To start the build process we install our motherboard standoffs. NZXT provide black ones for the Phantom. The we placed the I/O shield where it belongs and then laid the motherboard in place before properly securing it. Next we install the PSU in it’s bottom mounted position and hooked up the necessary cables to attach the drives.
When it comes to add our hard drives we use the provided drive caddies and then just slide the drive into place. Below we have pictures of the caddy on our WD 500 GB storage drive and our 64GB Kingston SSD and the WD drive being inserted into their drive bay.
The cables that connect to the hard drives attach on the back side as they did in the Vulcan, again helping with cable management.

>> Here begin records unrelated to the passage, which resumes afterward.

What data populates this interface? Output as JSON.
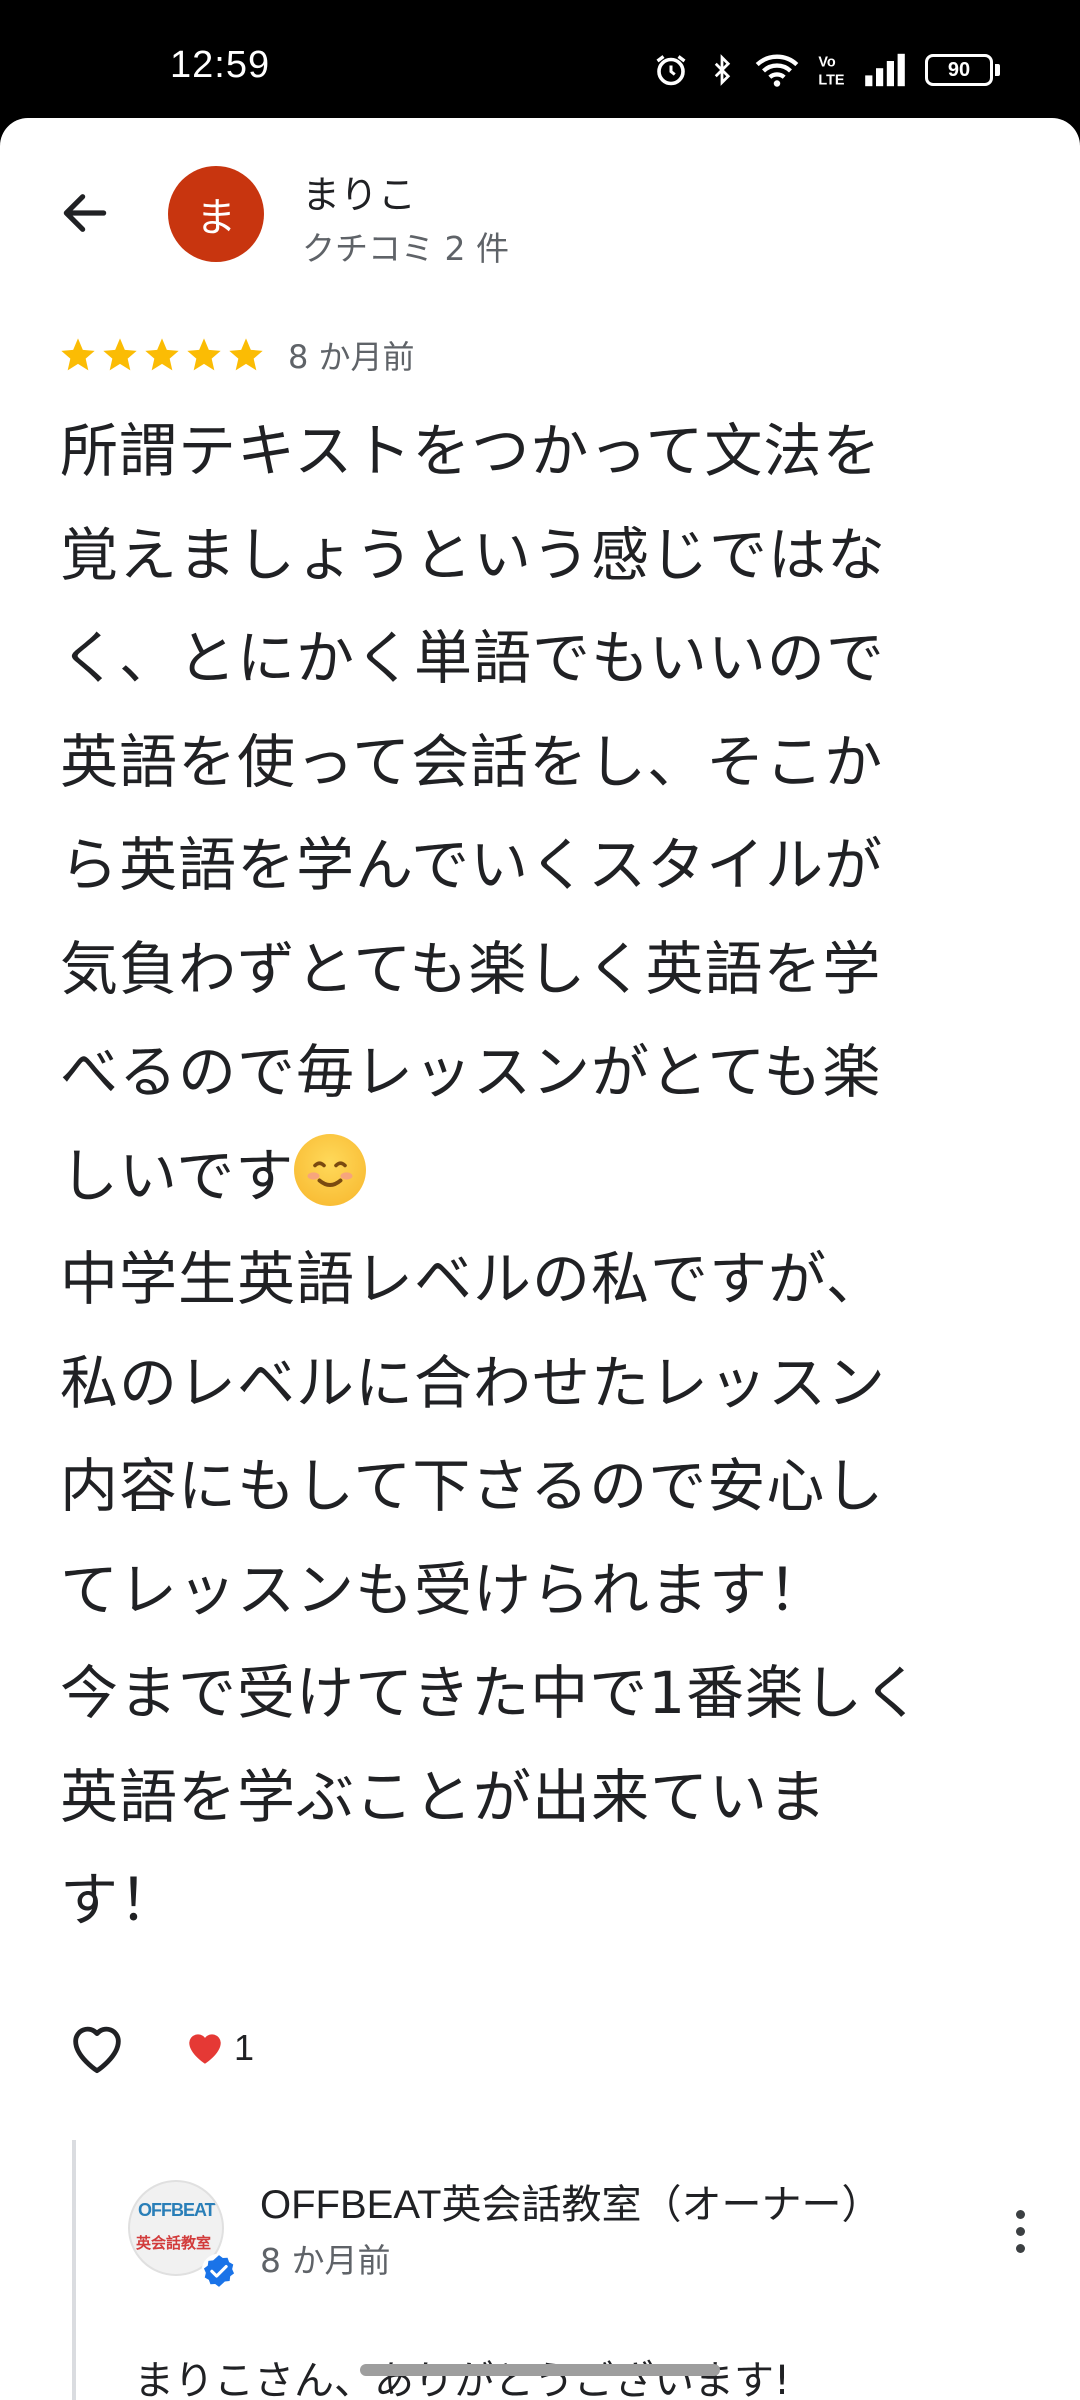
{
  "status": {
    "time": "12:59",
    "battery": "90",
    "icons": [
      "alarm-icon",
      "bluetooth-icon",
      "wifi-icon",
      "volte-icon",
      "signal-icon"
    ]
  },
  "reviewer": {
    "avatar_initial": "ま",
    "avatar_color": "#C8350F",
    "name": "まりこ",
    "review_count": "クチコミ 2 件"
  },
  "review": {
    "rating": 5,
    "date": "8 か月前",
    "text_part1": "所謂テキストをつかって文法を\n覚えましょうという感じではな\nく、とにかく単語でもいいので\n英語を使って会話をし、そこか\nら英語を学んでいくスタイルが\n気負わずとても楽しく英語を学\nべるので毎レッスンがとても楽\nしいです",
    "text_part2": "\n中学生英語レベルの私ですが、\n私のレベルに合わせたレッスン\n内容にもして下さるので安心し\nてレッスンも受けられます！\n今まで受けてきた中で1番楽しく\n英語を学ぶことが出来ていま\nす！",
    "reaction_count": "1"
  },
  "owner_reply": {
    "logo_top": "OFFBEAT",
    "logo_bottom": "英会話教室",
    "name": "OFFBEAT英会話教室（オーナー）",
    "date": "8 か月前",
    "text": "まりこさん、ありがとうございます!"
  },
  "colors": {
    "star": "#FBBC04",
    "heart": "#E53935",
    "verified": "#1A73E8"
  }
}
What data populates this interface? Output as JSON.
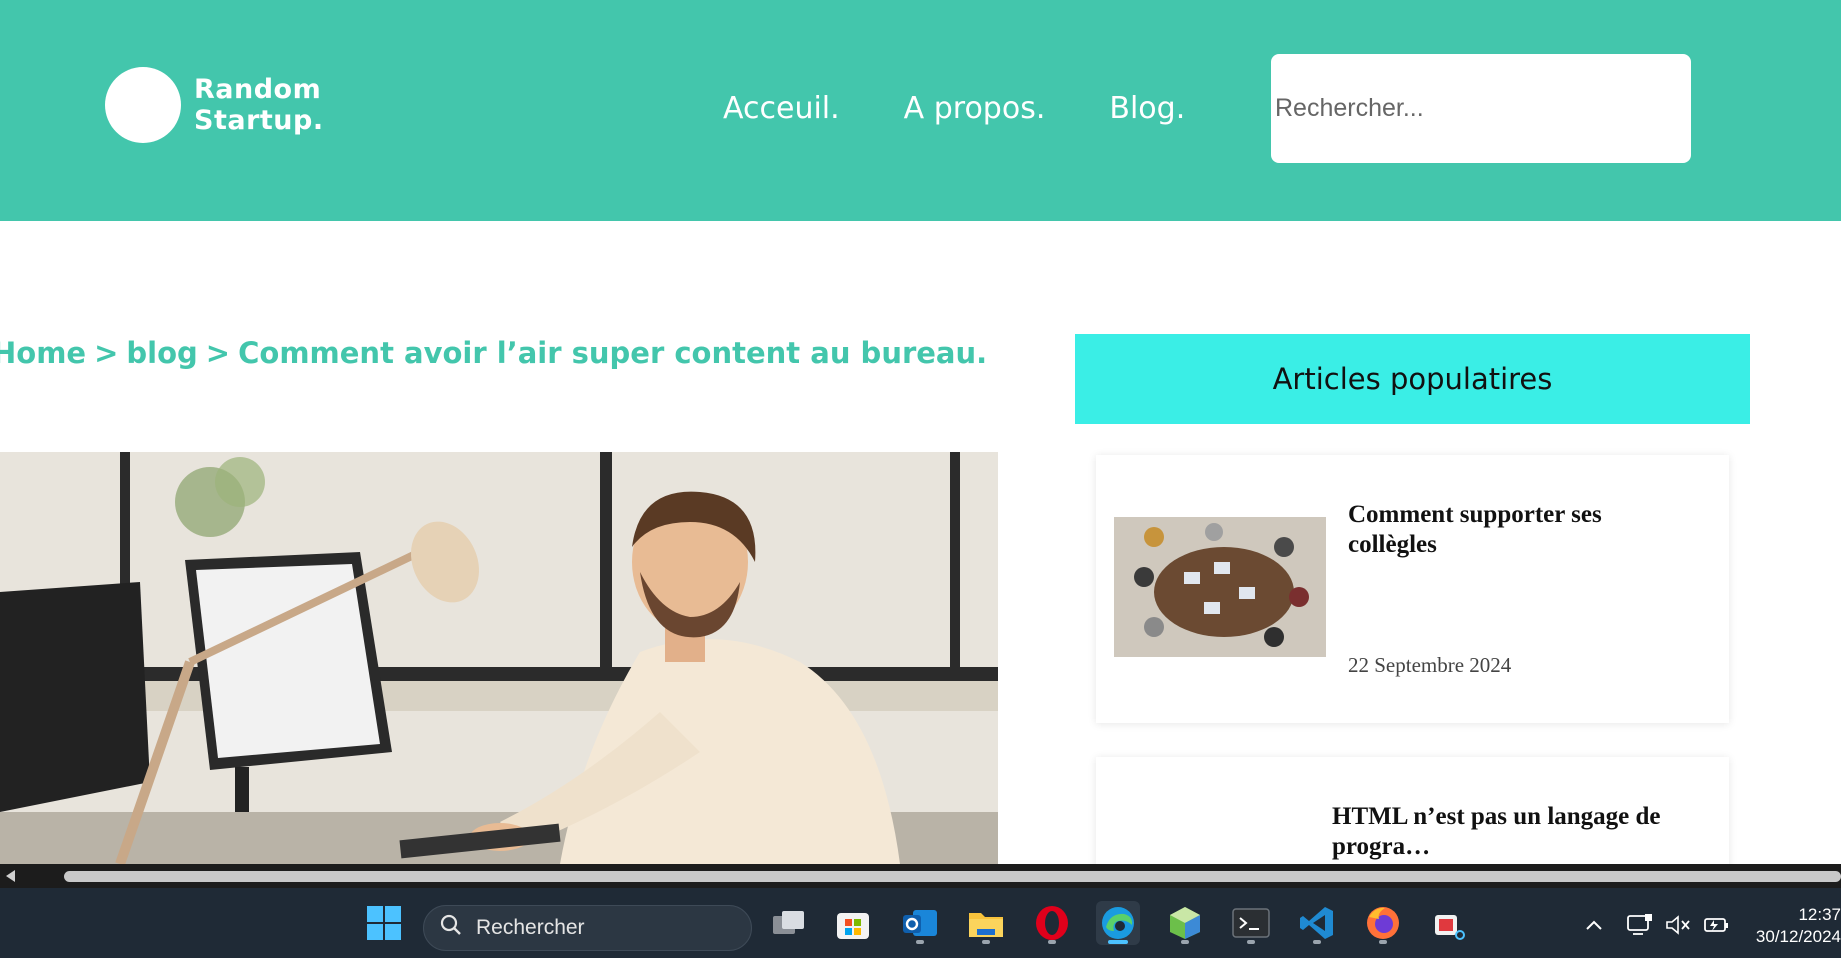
{
  "header": {
    "logo_line1": "Random",
    "logo_line2": "Startup.",
    "nav": [
      "Acceuil.",
      "A propos.",
      "Blog."
    ],
    "search_placeholder": "Rechercher...",
    "brand_color": "#43c6ac"
  },
  "breadcrumb": {
    "home": "Home",
    "sep": ">",
    "blog": "blog",
    "current": "Comment avoir l’air super content au bureau."
  },
  "sidebar": {
    "heading": "Articles populatires",
    "heading_color": "#3aeee6",
    "cards": [
      {
        "title": "Comment supporter ses collègles",
        "date": "22 Septembre 2024"
      },
      {
        "title": "HTML n’est pas un langage de progra…"
      }
    ]
  },
  "taskbar": {
    "search_label": "Rechercher",
    "apps": [
      "windows-start-icon",
      "task-view-icon",
      "microsoft-store-icon",
      "outlook-icon",
      "file-explorer-icon",
      "opera-icon",
      "edge-icon",
      "box-app-icon",
      "terminal-icon",
      "vscode-icon",
      "firefox-icon",
      "snipping-tool-icon"
    ],
    "time": "12:37",
    "date": "30/12/2024"
  }
}
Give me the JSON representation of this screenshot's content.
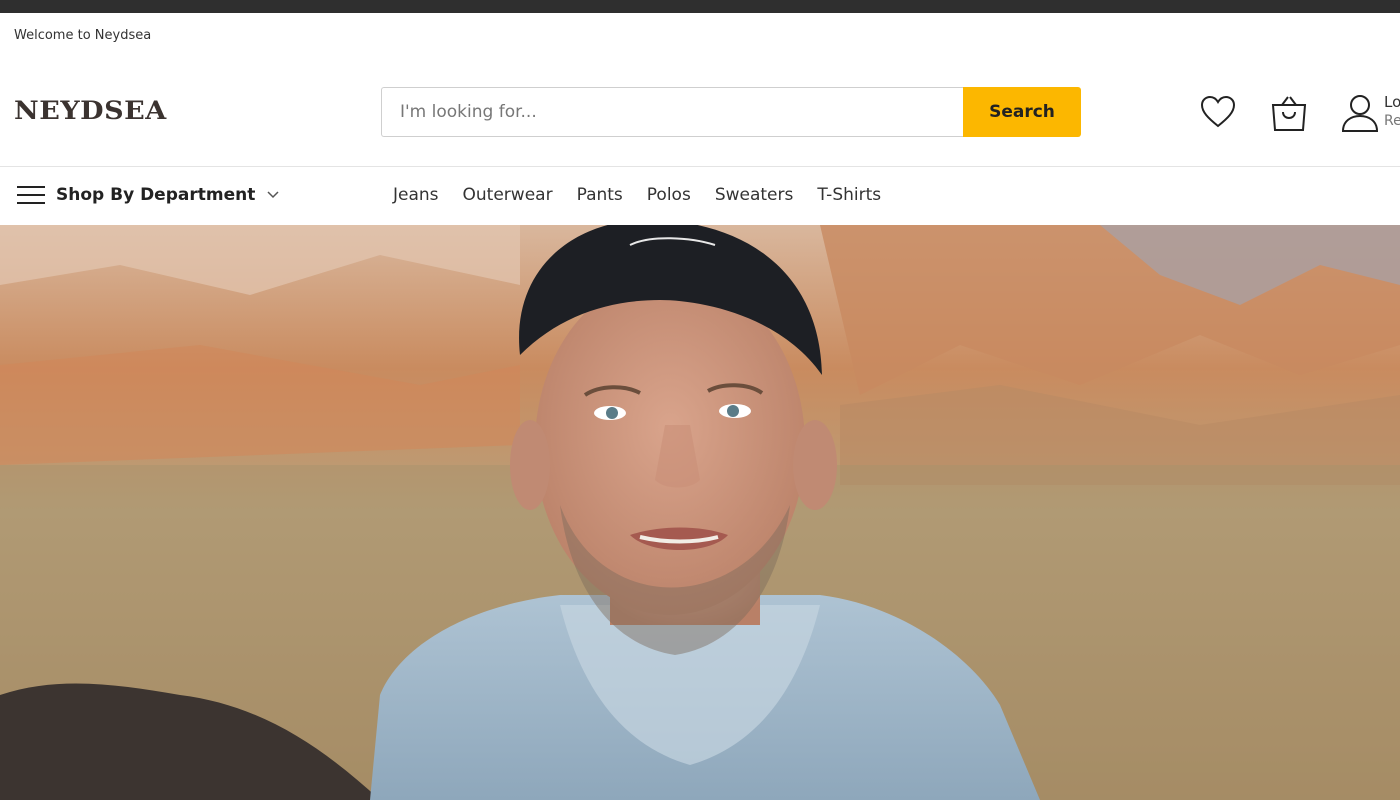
{
  "header": {
    "welcome": "Welcome to Neydsea",
    "logo": "NEYDSEA",
    "search": {
      "placeholder": "I'm looking for...",
      "button": "Search"
    },
    "account": {
      "line1": "Lo",
      "line2": "Re"
    },
    "icons": {
      "wishlist": "heart-icon",
      "cart": "shopping-bag-icon",
      "account": "user-icon"
    }
  },
  "nav": {
    "department": "Shop By Department",
    "items": [
      "Jeans",
      "Outerwear",
      "Pants",
      "Polos",
      "Sweaters",
      "T-Shirts"
    ]
  },
  "colors": {
    "accent": "#fcb700",
    "topbar": "#2f2f2f"
  }
}
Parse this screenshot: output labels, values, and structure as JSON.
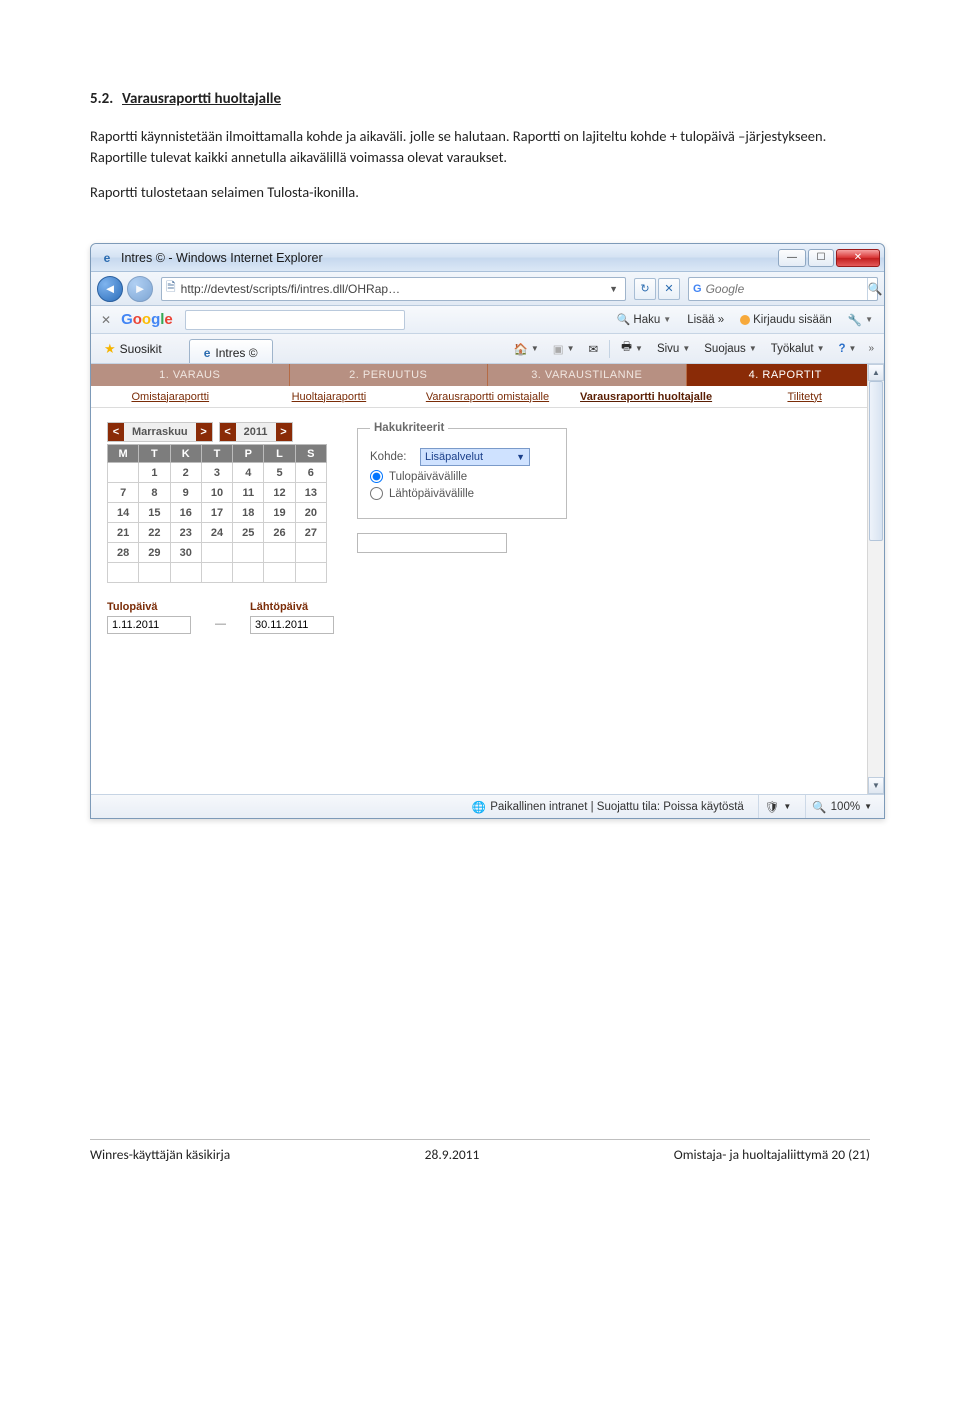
{
  "doc": {
    "section_no": "5.2.",
    "section_title": "Varausraportti huoltajalle",
    "para1": "Raportti käynnistetään ilmoittamalla kohde ja aikaväli. jolle se halutaan. Raportti on lajiteltu kohde + tulopäivä –järjestykseen. Raportille tulevat kaikki annetulla aikavälillä voimassa olevat varaukset.",
    "para2": "Raportti tulostetaan selaimen Tulosta-ikonilla."
  },
  "window": {
    "title": "Intres © - Windows Internet Explorer",
    "url": "http://devtest/scripts/fi/intres.dll/OHRap…",
    "search_placeholder": "Google",
    "favorites_label": "Suosikit",
    "tab_label": "Intres ©",
    "cmd": {
      "sivu": "Sivu",
      "suojaus": "Suojaus",
      "tyokalut": "Työkalut"
    },
    "google_bar": {
      "haku": "Haku",
      "lisaa": "Lisää",
      "kirjaudu": "Kirjaudu sisään"
    },
    "status": {
      "zone": "Paikallinen intranet | Suojattu tila: Poissa käytöstä",
      "zoom": "100%"
    }
  },
  "app": {
    "main_tabs": [
      "1. VARAUS",
      "2. PERUUTUS",
      "3. VARAUSTILANNE",
      "4. RAPORTIT"
    ],
    "active_main_tab": 3,
    "sub_tabs": [
      "Omistajaraportti",
      "Huoltajaraportti",
      "Varausraportti omistajalle",
      "Varausraportti huoltajalle",
      "Tilitetyt"
    ],
    "calendar": {
      "month": "Marraskuu",
      "year": "2011",
      "weekdays": [
        "M",
        "T",
        "K",
        "T",
        "P",
        "L",
        "S"
      ],
      "rows": [
        [
          "",
          "1",
          "2",
          "3",
          "4",
          "5",
          "6"
        ],
        [
          "7",
          "8",
          "9",
          "10",
          "11",
          "12",
          "13"
        ],
        [
          "14",
          "15",
          "16",
          "17",
          "18",
          "19",
          "20"
        ],
        [
          "21",
          "22",
          "23",
          "24",
          "25",
          "26",
          "27"
        ],
        [
          "28",
          "29",
          "30",
          "",
          "",
          "",
          ""
        ],
        [
          "",
          "",
          "",
          "",
          "",
          "",
          ""
        ]
      ]
    },
    "dates": {
      "tulo_label": "Tulopäivä",
      "lahto_label": "Lähtöpäivä",
      "tulo": "1.11.2011",
      "lahto": "30.11.2011"
    },
    "criteria": {
      "legend": "Hakukriteerit",
      "kohde_label": "Kohde:",
      "kohde_value": "Lisäpalvelut",
      "radio1": "Tulopäivävälille",
      "radio2": "Lähtöpäivävälille"
    }
  },
  "footer": {
    "left": "Winres-käyttäjän käsikirja",
    "center": "28.9.2011",
    "right": "Omistaja- ja huoltajaliittymä 20 (21)"
  }
}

When it comes to optical drives NZXT have managed to refine the method they use to secure these drives. In many of their other cases there was a small removable locking device. This method worked but it was something that they felt could be improved on.
The procedure is as follows: We depress the portion of the mounting device that is rippled while lifting the tab. This unlocks the mechanism, then we insert our optical drive into the available bay and depress the tab to lock the drive in place.
Our first thought on this approach is positive, however it will be interesting to see how they hold up over time. It does a far better job securing the drive so we give it 2 thumbs up and hope it is a durable solution.
Next we have a shot with all the components in and cabled. As you can see it was easy even for me to keep the interior quite tidy. NZXT will score big points with both gamers and system builders for the excellent job on the cable management features of this case.